15. The method of claim 14, wherein the step of placing includes: placing from about 2 to about 250 resin-fiber pre-preg packets in the substantially helmet-shaped rigid cavity.

16. The method of claim 14, further comprising applying vacuum to the substantially helmet-shaped rigid cavity while expanding the flexible member.

17. The method of claim 14, wherein the expanding includes: expanding the flexible member about 1/8".

18. A mold system for forming a helmet, the mold system comprising, a substantially helmet-shaped rigid cavity; a rigid core; a flexible member between the cavity and the core; and a fluid port fluidly communicating with a fluid chamber on a first side of the flexible member, fluid introduced into the fluid chamber via the fluid port exerting a substantially uniform pressure on a resin-fiber pre-preg packet positioned on a second side of the flexible member for forming the resin-fiber pre-preg packet into a shape of one of a wall of the cavity and a wall of the core.

19. The mold system of claim 18 wherein the rigid cavity and the rigid core are made of steel.

20. The mold system of claim 18 wherein the rigid cavity is substantially hemispherical shaped.

21. The mold system of claim 20 wherein the rigid cavity is substantially helmet shaped.

22. The mold system of claim 18 further comprising a retaining ring securing the flexible member to the rigid core, wherein the retaining ring secures the flexible member to the rigid core along the perimeter of the flexible member.

23. The mold of claim 18, wherein the rigid core is sized to internest in the cavity.

24. The mold system of claim 23 further comprising a reaction ring disposed between the flexible member and the rigid cavity, wherein the reaction ring is positioned to form a void between the rigid cavity and the rigid core when the rigid cavity and the rigid core are internested.

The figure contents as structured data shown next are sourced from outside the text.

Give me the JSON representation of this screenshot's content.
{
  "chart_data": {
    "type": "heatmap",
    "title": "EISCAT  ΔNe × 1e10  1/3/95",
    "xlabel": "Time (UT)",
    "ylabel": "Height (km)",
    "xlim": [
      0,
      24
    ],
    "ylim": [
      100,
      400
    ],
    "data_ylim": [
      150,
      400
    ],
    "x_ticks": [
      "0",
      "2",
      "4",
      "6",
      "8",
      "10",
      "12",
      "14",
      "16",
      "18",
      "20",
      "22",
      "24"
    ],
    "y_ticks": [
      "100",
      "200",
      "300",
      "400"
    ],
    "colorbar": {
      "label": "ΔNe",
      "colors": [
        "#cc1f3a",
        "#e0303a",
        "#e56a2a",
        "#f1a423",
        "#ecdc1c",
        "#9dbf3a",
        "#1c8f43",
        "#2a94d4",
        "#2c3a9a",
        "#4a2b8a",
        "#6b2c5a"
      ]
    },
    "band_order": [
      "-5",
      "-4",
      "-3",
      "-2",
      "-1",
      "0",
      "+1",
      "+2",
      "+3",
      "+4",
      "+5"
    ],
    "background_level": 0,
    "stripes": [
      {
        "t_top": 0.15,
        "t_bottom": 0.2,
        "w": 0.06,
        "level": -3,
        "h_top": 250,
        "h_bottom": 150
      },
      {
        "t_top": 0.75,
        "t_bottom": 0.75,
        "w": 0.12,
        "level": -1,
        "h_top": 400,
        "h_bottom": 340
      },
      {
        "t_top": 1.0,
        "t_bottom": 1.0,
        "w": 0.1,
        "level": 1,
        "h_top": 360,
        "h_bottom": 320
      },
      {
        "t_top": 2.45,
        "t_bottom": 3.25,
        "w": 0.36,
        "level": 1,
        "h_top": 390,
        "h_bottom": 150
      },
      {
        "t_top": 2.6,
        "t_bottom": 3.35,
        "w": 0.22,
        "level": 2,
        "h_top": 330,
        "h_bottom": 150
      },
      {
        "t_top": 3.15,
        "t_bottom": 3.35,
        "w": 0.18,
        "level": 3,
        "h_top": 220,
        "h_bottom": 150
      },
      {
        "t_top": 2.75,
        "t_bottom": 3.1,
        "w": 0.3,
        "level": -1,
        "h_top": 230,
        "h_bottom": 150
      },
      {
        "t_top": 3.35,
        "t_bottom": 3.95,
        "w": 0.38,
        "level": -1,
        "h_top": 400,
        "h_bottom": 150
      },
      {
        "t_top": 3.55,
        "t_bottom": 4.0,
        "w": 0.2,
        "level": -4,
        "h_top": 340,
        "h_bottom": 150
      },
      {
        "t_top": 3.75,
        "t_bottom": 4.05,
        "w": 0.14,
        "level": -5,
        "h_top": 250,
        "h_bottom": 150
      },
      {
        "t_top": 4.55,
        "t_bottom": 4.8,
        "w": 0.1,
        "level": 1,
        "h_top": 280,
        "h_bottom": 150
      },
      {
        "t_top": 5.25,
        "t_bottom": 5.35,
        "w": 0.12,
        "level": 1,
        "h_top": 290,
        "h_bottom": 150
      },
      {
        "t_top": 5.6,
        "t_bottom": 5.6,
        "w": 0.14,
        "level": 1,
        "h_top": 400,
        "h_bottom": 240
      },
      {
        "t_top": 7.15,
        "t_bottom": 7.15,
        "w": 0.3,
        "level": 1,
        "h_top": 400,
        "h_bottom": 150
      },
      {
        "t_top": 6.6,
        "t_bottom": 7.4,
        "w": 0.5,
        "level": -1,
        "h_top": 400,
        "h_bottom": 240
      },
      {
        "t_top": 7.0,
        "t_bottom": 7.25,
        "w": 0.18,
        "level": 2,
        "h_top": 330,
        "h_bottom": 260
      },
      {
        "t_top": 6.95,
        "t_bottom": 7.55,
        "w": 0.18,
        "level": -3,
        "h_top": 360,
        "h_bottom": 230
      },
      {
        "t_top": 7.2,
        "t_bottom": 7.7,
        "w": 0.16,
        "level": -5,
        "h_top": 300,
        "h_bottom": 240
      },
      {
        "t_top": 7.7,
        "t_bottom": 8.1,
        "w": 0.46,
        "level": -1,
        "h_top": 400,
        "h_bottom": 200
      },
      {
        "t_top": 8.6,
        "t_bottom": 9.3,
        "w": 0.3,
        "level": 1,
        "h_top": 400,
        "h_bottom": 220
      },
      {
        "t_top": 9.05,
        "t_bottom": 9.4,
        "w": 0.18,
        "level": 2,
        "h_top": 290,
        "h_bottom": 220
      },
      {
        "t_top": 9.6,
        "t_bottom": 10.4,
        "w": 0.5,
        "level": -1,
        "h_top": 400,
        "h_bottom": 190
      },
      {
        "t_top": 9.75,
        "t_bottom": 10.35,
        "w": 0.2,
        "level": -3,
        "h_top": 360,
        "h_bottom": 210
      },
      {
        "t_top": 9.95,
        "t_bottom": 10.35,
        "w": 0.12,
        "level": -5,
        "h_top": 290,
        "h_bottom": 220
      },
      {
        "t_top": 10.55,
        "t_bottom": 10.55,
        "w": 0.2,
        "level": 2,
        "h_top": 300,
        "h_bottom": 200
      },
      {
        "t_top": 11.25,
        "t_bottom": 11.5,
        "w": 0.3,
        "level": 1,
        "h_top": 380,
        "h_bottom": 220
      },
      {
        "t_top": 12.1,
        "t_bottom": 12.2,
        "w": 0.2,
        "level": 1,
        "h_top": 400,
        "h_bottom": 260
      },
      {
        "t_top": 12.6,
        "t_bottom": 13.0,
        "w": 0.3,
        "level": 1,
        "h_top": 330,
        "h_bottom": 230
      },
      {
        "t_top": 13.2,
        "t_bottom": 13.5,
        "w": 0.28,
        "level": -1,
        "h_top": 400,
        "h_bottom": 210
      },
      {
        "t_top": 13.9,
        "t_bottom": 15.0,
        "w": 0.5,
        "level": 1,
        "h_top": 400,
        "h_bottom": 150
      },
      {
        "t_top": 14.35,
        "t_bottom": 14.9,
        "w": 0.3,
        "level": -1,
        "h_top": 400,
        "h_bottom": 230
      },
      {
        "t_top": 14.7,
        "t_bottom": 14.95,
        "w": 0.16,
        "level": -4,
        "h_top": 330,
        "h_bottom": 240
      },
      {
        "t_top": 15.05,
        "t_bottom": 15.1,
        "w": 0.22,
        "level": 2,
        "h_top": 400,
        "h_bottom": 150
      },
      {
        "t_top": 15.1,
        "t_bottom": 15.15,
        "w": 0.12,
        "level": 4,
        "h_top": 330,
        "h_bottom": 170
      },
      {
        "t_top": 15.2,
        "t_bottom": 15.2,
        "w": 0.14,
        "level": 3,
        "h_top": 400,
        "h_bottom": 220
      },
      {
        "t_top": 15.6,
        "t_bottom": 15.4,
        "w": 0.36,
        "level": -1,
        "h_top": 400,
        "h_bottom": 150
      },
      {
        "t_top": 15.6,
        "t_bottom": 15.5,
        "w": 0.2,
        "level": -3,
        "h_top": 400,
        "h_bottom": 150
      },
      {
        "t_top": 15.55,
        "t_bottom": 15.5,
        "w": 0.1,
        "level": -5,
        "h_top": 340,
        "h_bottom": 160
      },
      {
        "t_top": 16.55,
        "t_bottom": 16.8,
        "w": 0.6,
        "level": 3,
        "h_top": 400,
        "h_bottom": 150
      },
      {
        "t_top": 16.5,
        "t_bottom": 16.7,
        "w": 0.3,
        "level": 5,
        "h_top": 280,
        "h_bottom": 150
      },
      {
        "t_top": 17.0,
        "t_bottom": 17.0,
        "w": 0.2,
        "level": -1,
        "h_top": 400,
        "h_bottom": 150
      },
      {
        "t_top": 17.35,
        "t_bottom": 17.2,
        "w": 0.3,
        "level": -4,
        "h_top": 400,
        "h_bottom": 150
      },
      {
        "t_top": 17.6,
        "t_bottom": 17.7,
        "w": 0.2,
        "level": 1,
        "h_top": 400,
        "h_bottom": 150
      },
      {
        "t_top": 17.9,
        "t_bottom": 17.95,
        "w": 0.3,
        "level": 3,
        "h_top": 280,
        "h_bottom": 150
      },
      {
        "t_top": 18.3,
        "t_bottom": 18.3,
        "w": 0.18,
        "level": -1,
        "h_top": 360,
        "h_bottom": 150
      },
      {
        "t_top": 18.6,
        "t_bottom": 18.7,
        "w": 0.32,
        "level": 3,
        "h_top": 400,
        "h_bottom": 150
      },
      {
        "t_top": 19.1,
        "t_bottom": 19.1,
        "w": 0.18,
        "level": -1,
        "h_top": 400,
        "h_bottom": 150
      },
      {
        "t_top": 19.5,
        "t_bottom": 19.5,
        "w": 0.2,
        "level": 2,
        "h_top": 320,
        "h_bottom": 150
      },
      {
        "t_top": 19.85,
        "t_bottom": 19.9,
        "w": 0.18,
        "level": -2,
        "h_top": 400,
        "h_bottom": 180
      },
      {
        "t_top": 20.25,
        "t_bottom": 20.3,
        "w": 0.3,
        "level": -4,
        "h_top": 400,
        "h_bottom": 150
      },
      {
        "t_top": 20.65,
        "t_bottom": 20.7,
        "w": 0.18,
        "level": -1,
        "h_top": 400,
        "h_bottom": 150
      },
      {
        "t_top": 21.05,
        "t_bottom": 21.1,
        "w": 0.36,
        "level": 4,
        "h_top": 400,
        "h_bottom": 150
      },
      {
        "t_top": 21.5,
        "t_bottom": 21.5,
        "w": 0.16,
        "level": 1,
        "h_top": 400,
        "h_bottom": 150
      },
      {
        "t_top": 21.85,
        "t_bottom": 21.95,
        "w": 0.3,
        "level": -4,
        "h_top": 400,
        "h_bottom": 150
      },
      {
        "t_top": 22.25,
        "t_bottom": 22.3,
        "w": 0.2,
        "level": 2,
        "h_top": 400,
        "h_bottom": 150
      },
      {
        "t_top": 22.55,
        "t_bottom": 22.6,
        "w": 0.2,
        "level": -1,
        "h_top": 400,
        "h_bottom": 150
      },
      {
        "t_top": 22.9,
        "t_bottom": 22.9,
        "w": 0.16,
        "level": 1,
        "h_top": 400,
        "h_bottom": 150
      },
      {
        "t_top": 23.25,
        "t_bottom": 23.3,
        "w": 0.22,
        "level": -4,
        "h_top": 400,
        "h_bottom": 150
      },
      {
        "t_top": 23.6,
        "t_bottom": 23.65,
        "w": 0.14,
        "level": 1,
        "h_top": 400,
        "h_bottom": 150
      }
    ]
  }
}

25. The mold system of claim 24 wherein the reaction ring is shaped to direct the resin-fiber toward the flexible member as the pressure is exerted on the resin.

26. The mold system of claim 24 wherein the reaction ring is shaped to define a space between the reaction ring and the cavity wall.

27. The mold of claim 18, wherein the flexible member is an elastomeric rubber.

28. The mold of claim 27, wherein the elastomeric rubber is selected from the group consisting of Buna-N, Butyl, Chloroprene, Chlorinated Polyethylene, Chlorosulfonated Polyethylene, EPT, EPDM, Epichlorohydrin, Ethylene Acrylic, Ethylene Propylene/Silicone, Fluorocarbon Fluorosilicone, Natural, Polyacrylic, SBR , Silicone, and Urethane rubbers.